Group of 7 consists of organisations such as the Confederation of British Industry in Northern Ireland, the Irish Congress of Trade Unions, the Institute of Directors and the North's Chamber of Commerce. The organisation does not expressly call for IRA decommissioning, or a commitment to disarm, although that is implicit in its statement.
The statement said: "The wide range of business, trade union and economic interests represented by the Group of 7 has been impressed and delighted with the progress made in recent weeks to get devolved institutions up and running and at grips with economic and social issues which brook no delay. So it is difficult to believe that we may be only a few days away from the collapse of the model for the future which was painfully hammered out in the Good Friday agreement and solidly endorsed throughout the island of Ireland.

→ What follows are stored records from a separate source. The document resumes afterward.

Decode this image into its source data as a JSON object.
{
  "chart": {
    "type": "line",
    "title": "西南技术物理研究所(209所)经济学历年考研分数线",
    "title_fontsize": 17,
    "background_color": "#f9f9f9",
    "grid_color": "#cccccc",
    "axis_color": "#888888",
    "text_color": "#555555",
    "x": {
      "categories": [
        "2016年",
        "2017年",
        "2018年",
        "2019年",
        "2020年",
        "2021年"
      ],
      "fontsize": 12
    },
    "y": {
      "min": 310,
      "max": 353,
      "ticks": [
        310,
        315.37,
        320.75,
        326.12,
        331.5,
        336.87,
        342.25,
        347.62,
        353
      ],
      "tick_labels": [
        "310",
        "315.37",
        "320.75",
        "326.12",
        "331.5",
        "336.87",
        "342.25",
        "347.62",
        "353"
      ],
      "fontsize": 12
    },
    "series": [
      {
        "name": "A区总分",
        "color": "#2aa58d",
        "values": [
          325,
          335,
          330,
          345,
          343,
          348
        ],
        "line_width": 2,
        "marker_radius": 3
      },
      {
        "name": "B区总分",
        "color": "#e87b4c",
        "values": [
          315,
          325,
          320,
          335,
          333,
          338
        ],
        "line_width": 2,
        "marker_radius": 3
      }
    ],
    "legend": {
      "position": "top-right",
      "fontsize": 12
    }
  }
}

"Like many others reading carefully all the statements issued at the conclusion of the Mitchell review, we had every reason to believe that the issue of how to get the agreement fully implemented in all its aspects had finally been resolved. It is hard to see what other purpose the weeks of effort devoted on all sides to this review could have had.
"The past eight weeks have shown that the political institutions created by the agreement can not merely work but work effectively. Ministers from all the parties represented on the Executive have without exception shown their paces and demonstrated their ability to provide leadership. The Assembly committees have set to work energetically.
"All concerned in this exciting new venture deserve the support of the whole community in affording them the opportunity to fulfil the promise of their initial weeks in office. There needs to be matching evidence that the institution set up to deal with decommissioning is working equally effectively.
"We ask those who can enable Gen de Chastelain to provide that evidence to do so urgently. That would transform the situation. Each side is having to abandon attitudes and symbolism which the other finds repugnant. The process is inevitably charged with emotion and is painful for all. "There are few in our society who are not torn between the familiar past and the unknown future. The safeguard is that we all now have the opportunity, in partnership, to build the future together."
It continued: "We are concerned that the issue has become caught up in the currents of adversarial politics. However, if there is no resolution found, the losers will be those who were the intended beneficiaries of the peace process - the families throughout our society who, regardless of their political loyalties, felt that the Good Friday agreement signalled a new beginning.
"They have a right to know why, nearly two years after the agreement, they still cannot have a firm assurance that it will be implemented in its entirety."